The defects of the prior clean steel smelting process are as follows:
1) MnO/SiO generated by combining deoxidized alloy with oxygen (precipitation deoxidation)2/Al2O3And the products are the source of the largest impurities generated in the molten steel, are very difficult to remove in the refining process, and can seriously affect the quality of steel products due to improper treatment. Most steel grades inherently require Mn, Si, Al and other elements, and the precipitation deoxidation process causes a great amount of waste of alloy elements.
2) In order to keep the temperature of the molten steel in the upper continuous casting up to the standard, a mode of raising the tapping temperature of a primary smelting furnace and heating in the external refining process is generally adopted. The tapping temperature of the primary smelting furnace is increased, the molten steel peroxidation is aggravated, and potential safety hazards exist; in the conventional external refining device, except for the electrode heating and temperature rise of LF, the temperature rise of other equipment is realized by adding exothermic agents such as Al and Si and blowing chemical heat generated by oxygen, so that the quality of molten steel is seriously influenced.
3) For steel grades with high nitrogen content requirements, the electrode heating process of the LF can cause nitrogen increase of the molten steel.
SUMMERY OF THE UTILITY MODEL
In view of this, the utility model aims at providing an induction heating single-nozzle vacuum refining furnace, reach from the source control endogenous inclusion, the purpose of the continuous casting temperature on the stable control molten steel.
In order to achieve the above purpose, the utility model provides a following technical scheme:
an induction heating single-nozzle vacuum refining furnace comprises a vacuum chamber, a vacuum feeding system and a vacuum pumping pipeline which are arranged on the vacuum chamber and are introduced into the vacuum chamber, a single-nozzle dip pipe which is arranged on one side of the vacuum chamber and is communicated with the vacuum chamber, a steel container matched with the single-nozzle dip pipe, and an electromagnetic induction coil matched with the steel container.
Optionally, the electromagnetic induction coil is arranged outside the steel container.
Optionally, the vacuum furnace further comprises a top gun arranged through the vacuum chamber, wherein the top gun is arranged towards the single-nozzle dip pipe.
Optionally, the bottom of the steel container is an air brick, and a ladle bottom blowing element introduced into the steel container is arranged on the air brick.

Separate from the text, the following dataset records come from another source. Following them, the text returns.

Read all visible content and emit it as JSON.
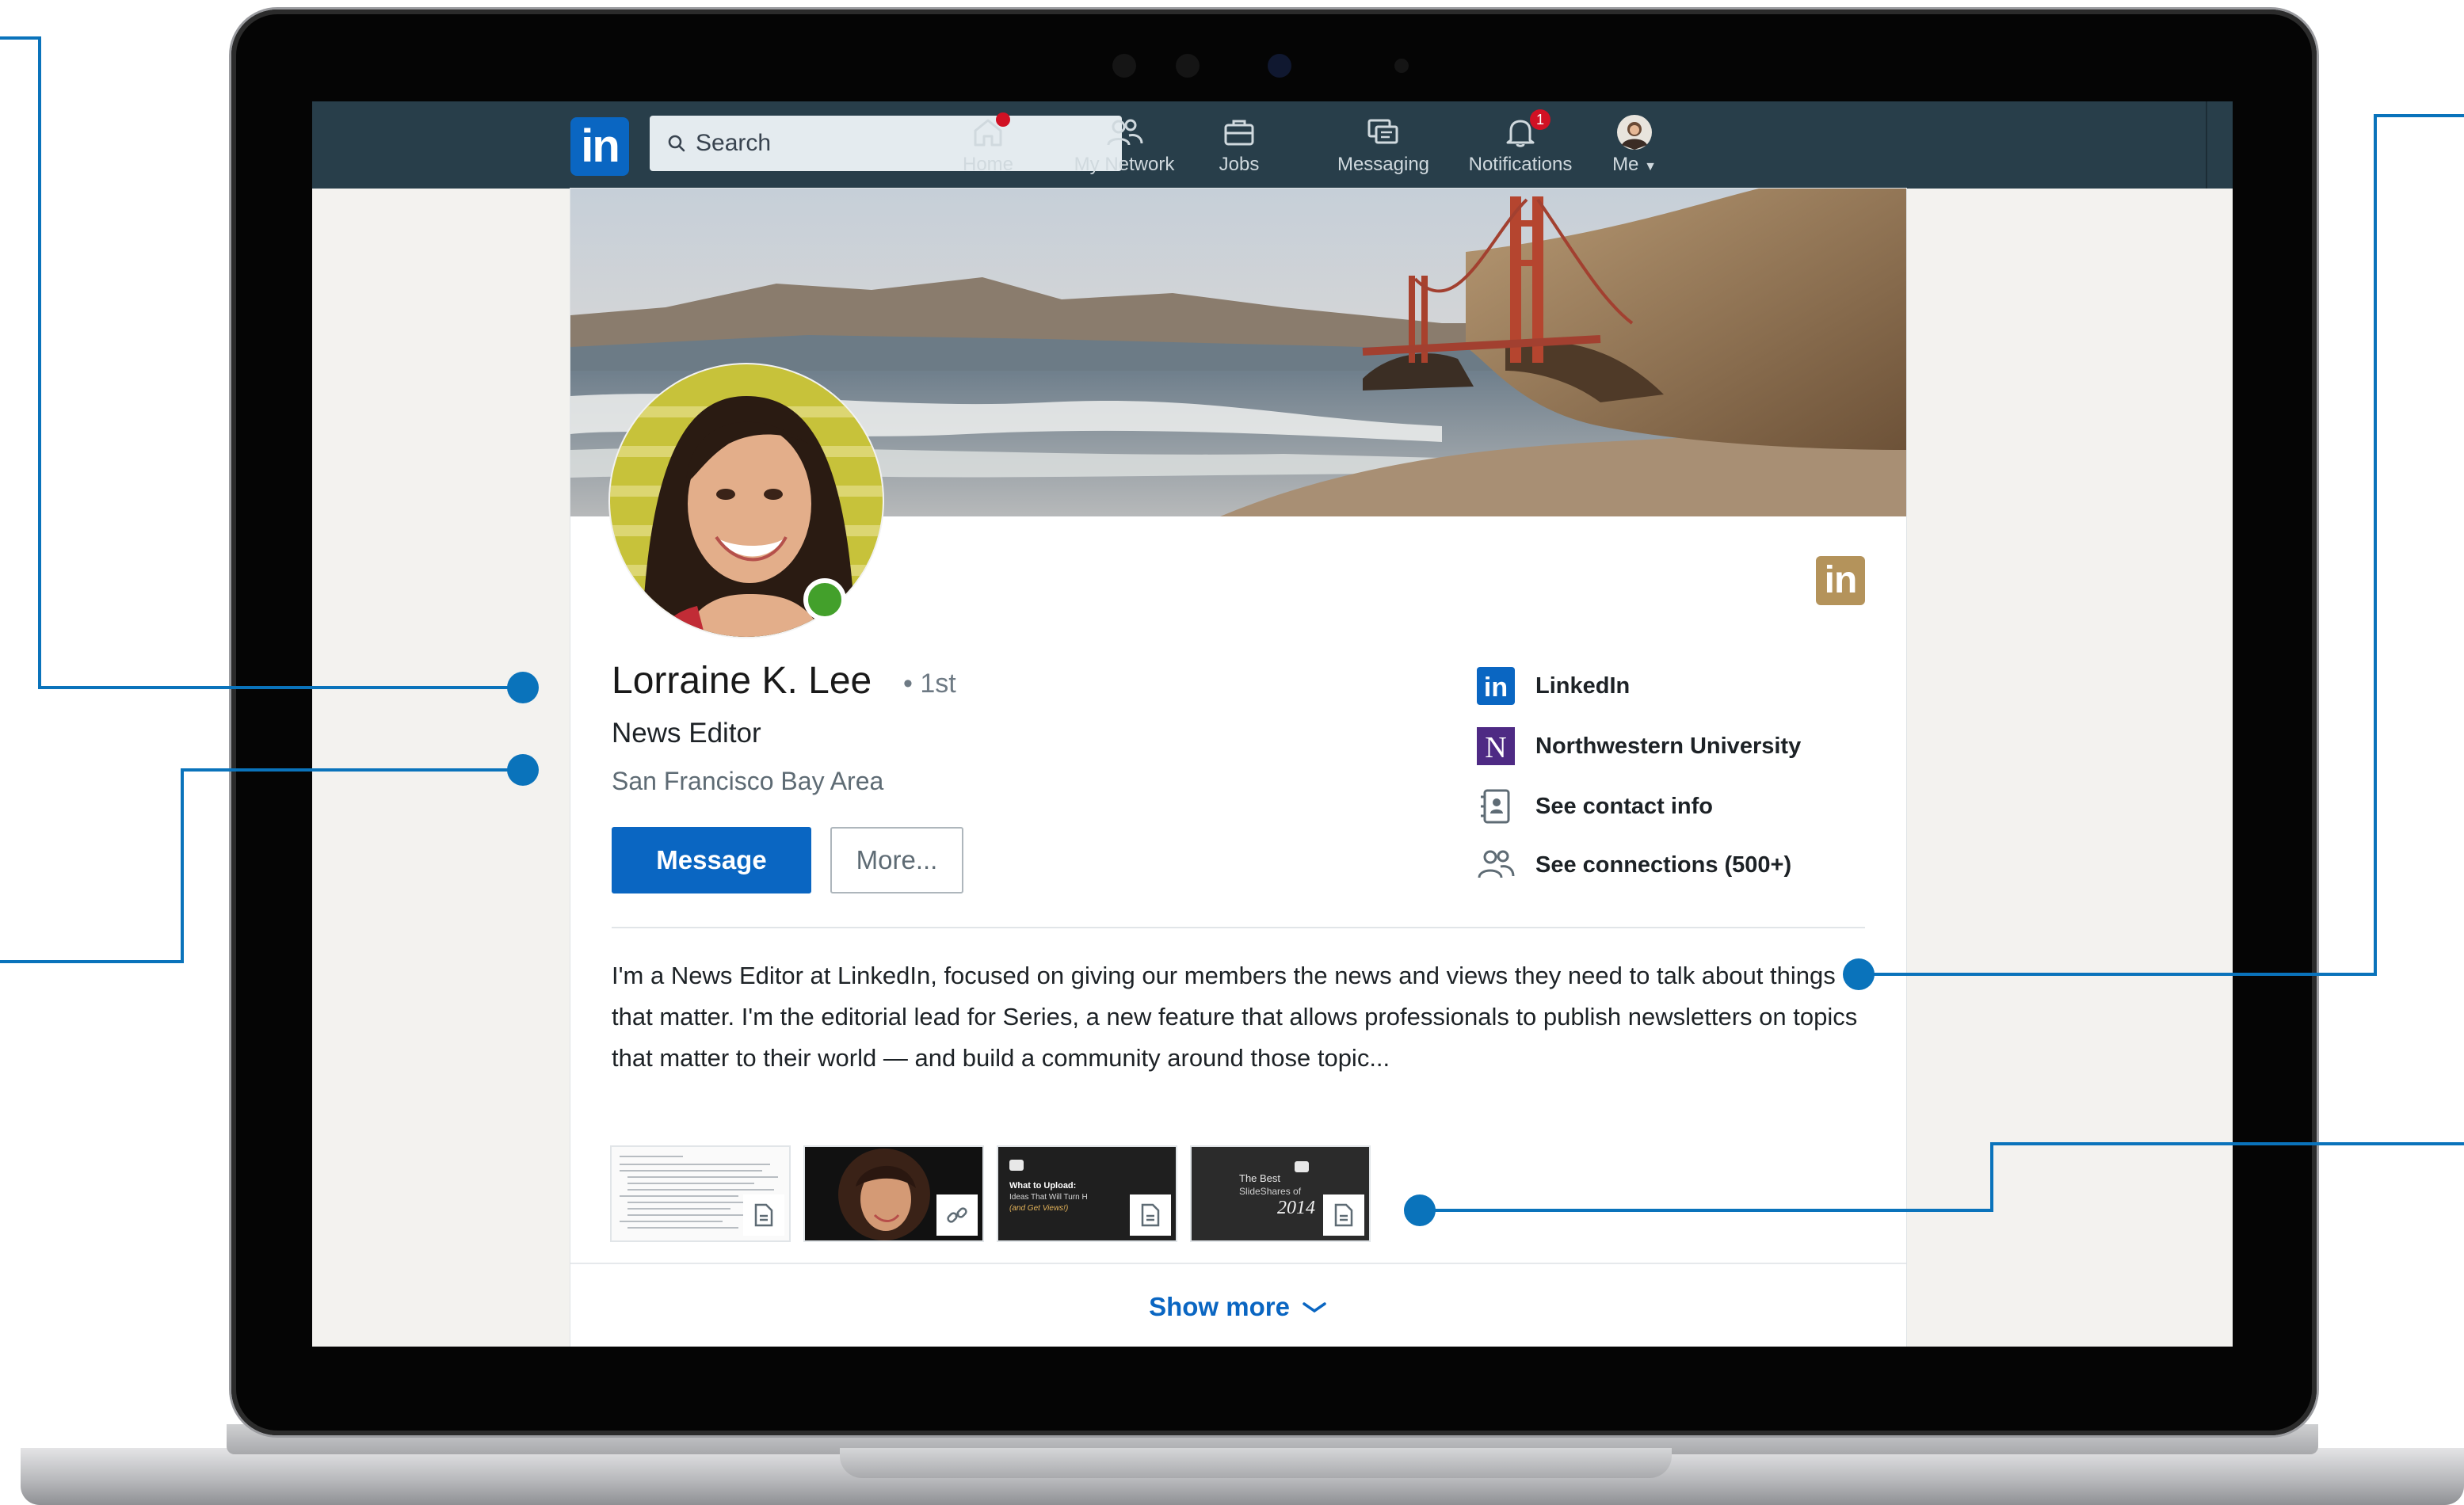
{
  "nav": {
    "logo": "in",
    "search_placeholder": "Search",
    "items": [
      {
        "label": "Home",
        "icon": "home-icon",
        "badge": ""
      },
      {
        "label": "My Network",
        "icon": "network-icon",
        "badge": ""
      },
      {
        "label": "Jobs",
        "icon": "briefcase-icon",
        "badge": ""
      },
      {
        "label": "Messaging",
        "icon": "messaging-icon",
        "badge": ""
      },
      {
        "label": "Notifications",
        "icon": "bell-icon",
        "badge": "1"
      },
      {
        "label": "Me",
        "icon": "avatar-icon",
        "badge": ""
      }
    ]
  },
  "profile": {
    "name": "Lorraine K. Lee",
    "degree": "• 1st",
    "headline": "News Editor",
    "location": "San Francisco Bay Area",
    "message_label": "Message",
    "more_label": "More...",
    "company_badge": "in",
    "info": {
      "company": "LinkedIn",
      "school": "Northwestern University",
      "contact": "See contact info",
      "connections": "See connections (500+)"
    },
    "summary": "I'm a News Editor at LinkedIn, focused on giving our members the news and views they need to talk about things that matter. I'm the editorial lead for Series, a new feature that allows professionals to publish newsletters on topics that matter to their world — and build a community around those topic...",
    "media": [
      {
        "type": "document",
        "title": ""
      },
      {
        "type": "link",
        "title": ""
      },
      {
        "type": "document",
        "title": "What to Upload: Ideas That Will Turn Heads (and Get Views!)"
      },
      {
        "type": "document",
        "title": "The Best SlideShares of 2014"
      }
    ],
    "show_more": "Show more"
  },
  "colors": {
    "nav_bg": "#283e4a",
    "brand_blue": "#0a66c2",
    "callout": "#0a73bb",
    "online": "#43a02b",
    "badge_red": "#d11124"
  }
}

The beneficial effects of the utility model reside in that:
compared with the prior smelting process, the utility model provides an induction heating single-nozzle vacuum refining furnace can reduce the non-metallic inclusion formation in the molten steel from the source, reduces the possibility of rolling into external large-scale inclusion in the molten steel, effectively promotes the alloy yield, and pollution-free molten steel heaies up, and refining effect is showing to be superior to current smelting process.

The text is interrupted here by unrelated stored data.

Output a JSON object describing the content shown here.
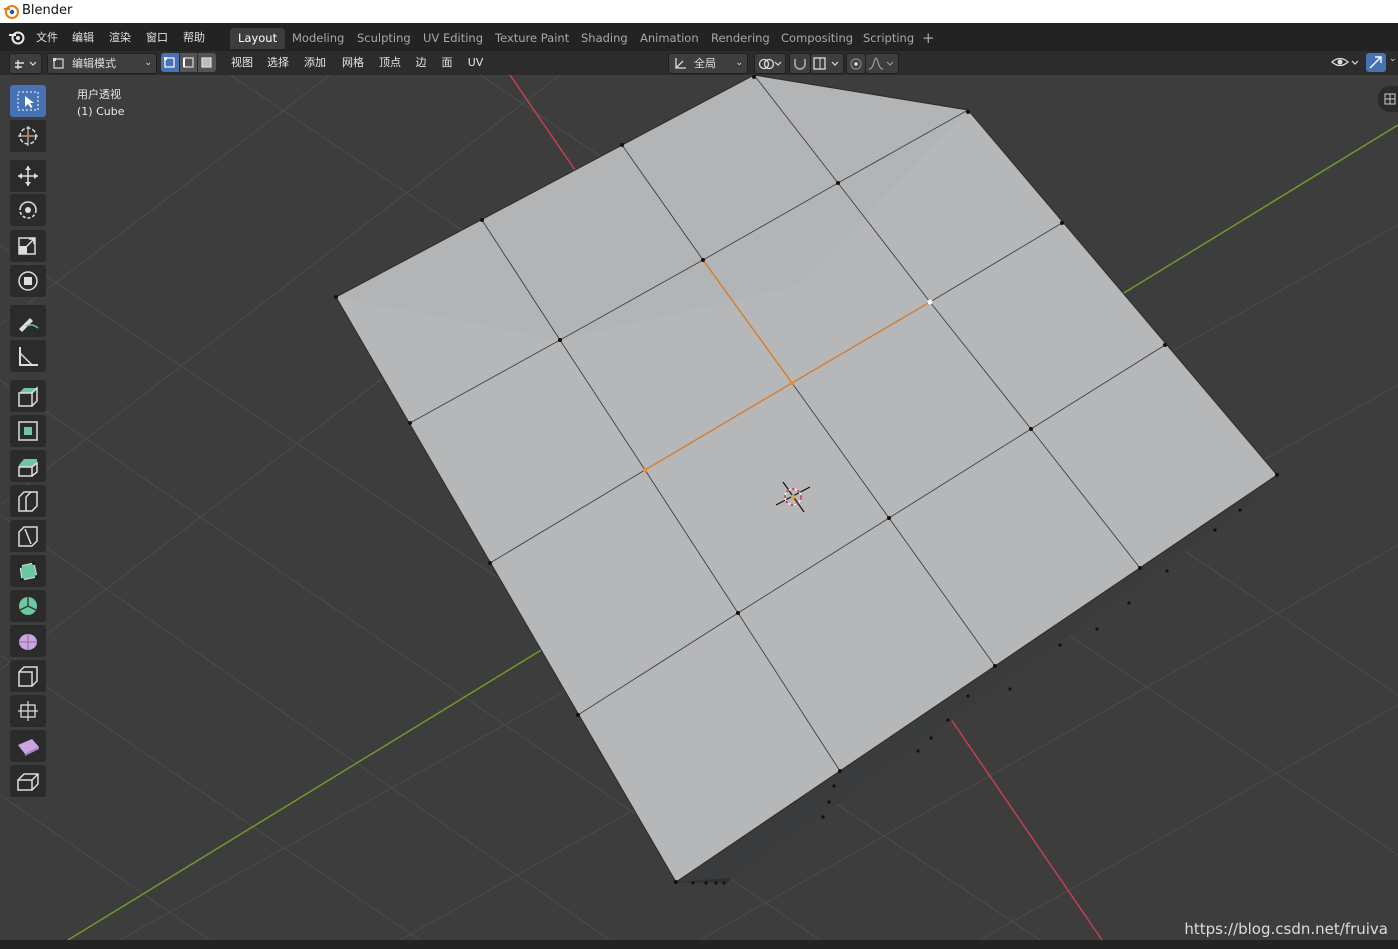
{
  "titlebar": {
    "title": "Blender"
  },
  "menu": [
    "文件",
    "编辑",
    "渲染",
    "窗口",
    "帮助"
  ],
  "workspaces": [
    "Layout",
    "Modeling",
    "Sculpting",
    "UV Editing",
    "Texture Paint",
    "Shading",
    "Animation",
    "Rendering",
    "Compositing",
    "Scripting"
  ],
  "active_workspace": "Layout",
  "add_tab_label": "+",
  "header": {
    "mode": "编辑模式",
    "menus": [
      "视图",
      "选择",
      "添加",
      "网格",
      "顶点",
      "边",
      "面",
      "UV"
    ],
    "transform_orientation": "全局"
  },
  "overlay": {
    "view_name": "用户透视",
    "object_name": "(1) Cube"
  },
  "tools": [
    {
      "name": "select-box-icon",
      "active": true
    },
    {
      "name": "cursor-icon",
      "active": false
    },
    {
      "name": "move-icon",
      "active": false
    },
    {
      "name": "rotate-icon",
      "active": false
    },
    {
      "name": "scale-icon",
      "active": false
    },
    {
      "name": "transform-icon",
      "active": false
    },
    {
      "name": "annotate-icon",
      "active": false
    },
    {
      "name": "measure-icon",
      "active": false
    },
    {
      "name": "extrude-region-icon",
      "active": false
    },
    {
      "name": "inset-faces-icon",
      "active": false
    },
    {
      "name": "bevel-icon",
      "active": false
    },
    {
      "name": "loop-cut-icon",
      "active": false
    },
    {
      "name": "knife-icon",
      "active": false
    },
    {
      "name": "poly-build-icon",
      "active": false
    },
    {
      "name": "spin-icon",
      "active": false
    },
    {
      "name": "smooth-icon",
      "active": false
    },
    {
      "name": "edge-slide-icon",
      "active": false
    },
    {
      "name": "shrink-fatten-icon",
      "active": false
    },
    {
      "name": "shear-icon",
      "active": false
    },
    {
      "name": "rip-region-icon",
      "active": false
    }
  ],
  "watermark": "https://blog.csdn.net/fruiva",
  "colors": {
    "accent": "#4772b3",
    "x_axis": "#c2404f",
    "y_axis": "#6e9a2b",
    "selected_edge": "#e07a1f",
    "mesh_face": "#b5b7b9"
  }
}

Additional advantages, objects, and features of the invention will be set forth in part in the description which follows and in part will become apparent to those having ordinary skill in the art upon examination of the following or may be learned from practice of the invention. The objectives and other advantages of the invention may be realized and attained by the means of the instrumentalities and/or combinations particularly pointed out in the appended claims.
Drawings
For the purposes of promoting a better understanding of the objects, features and advantages of the invention, reference will now be made to the following detailed description taken in conjunction with the accompanying drawings in which:
fig. 1 is a schematic view of the overall structure of the present invention;
fig. 2 is a process flow chart of the present invention.
Detailed Description
The following description of the embodiments of the present invention is provided for illustrative purposes, and other advantages and effects of the present invention will be readily apparent to those skilled in the art from the disclosure herein. The present invention can also be implemented or applied through other different specific embodiments, and various details in the present specification can be modified or changed based on different viewpoints and applications without departing from the spirit of the present invention. It should be noted that the drawings provided in the following embodiments are only for illustrating the basic idea of the present invention, and the features in the following embodiments and examples may be combined with each other without conflict.
Wherein the showings are for the purpose of illustrating the invention only and not for the purpose of limiting the same, and in which there is shown by way of illustration only and not in any way limiting the scope of the invention; for a better understanding of the embodiments of the present invention, some parts of the drawings may be omitted, enlarged or reduced, and do not represent the size of an actual product; it will be understood by those skilled in the art that certain well-known structures in the drawings and descriptions thereof may be omitted.
The same or similar reference numerals in the drawings of the embodiments of the present invention correspond to the same or similar parts; in the description of the present invention, it should be understood that if there are terms such as "upper", "lower", "left", "right", "front", "back", etc., indicating directions or positional relationships based on the directions or positional relationships shown in the drawings, it is only for convenience of description and simplification of description, but it is not intended to indicate or imply that the device or element referred to must have a specific direction, be constructed and operated in a specific direction, and therefore, the terms describing the positional relationships in the drawings are only used for illustrative purposes and are not to be construed as limiting the present invention, and those skilled in the art can understand the specific meanings of the terms according to specific situations.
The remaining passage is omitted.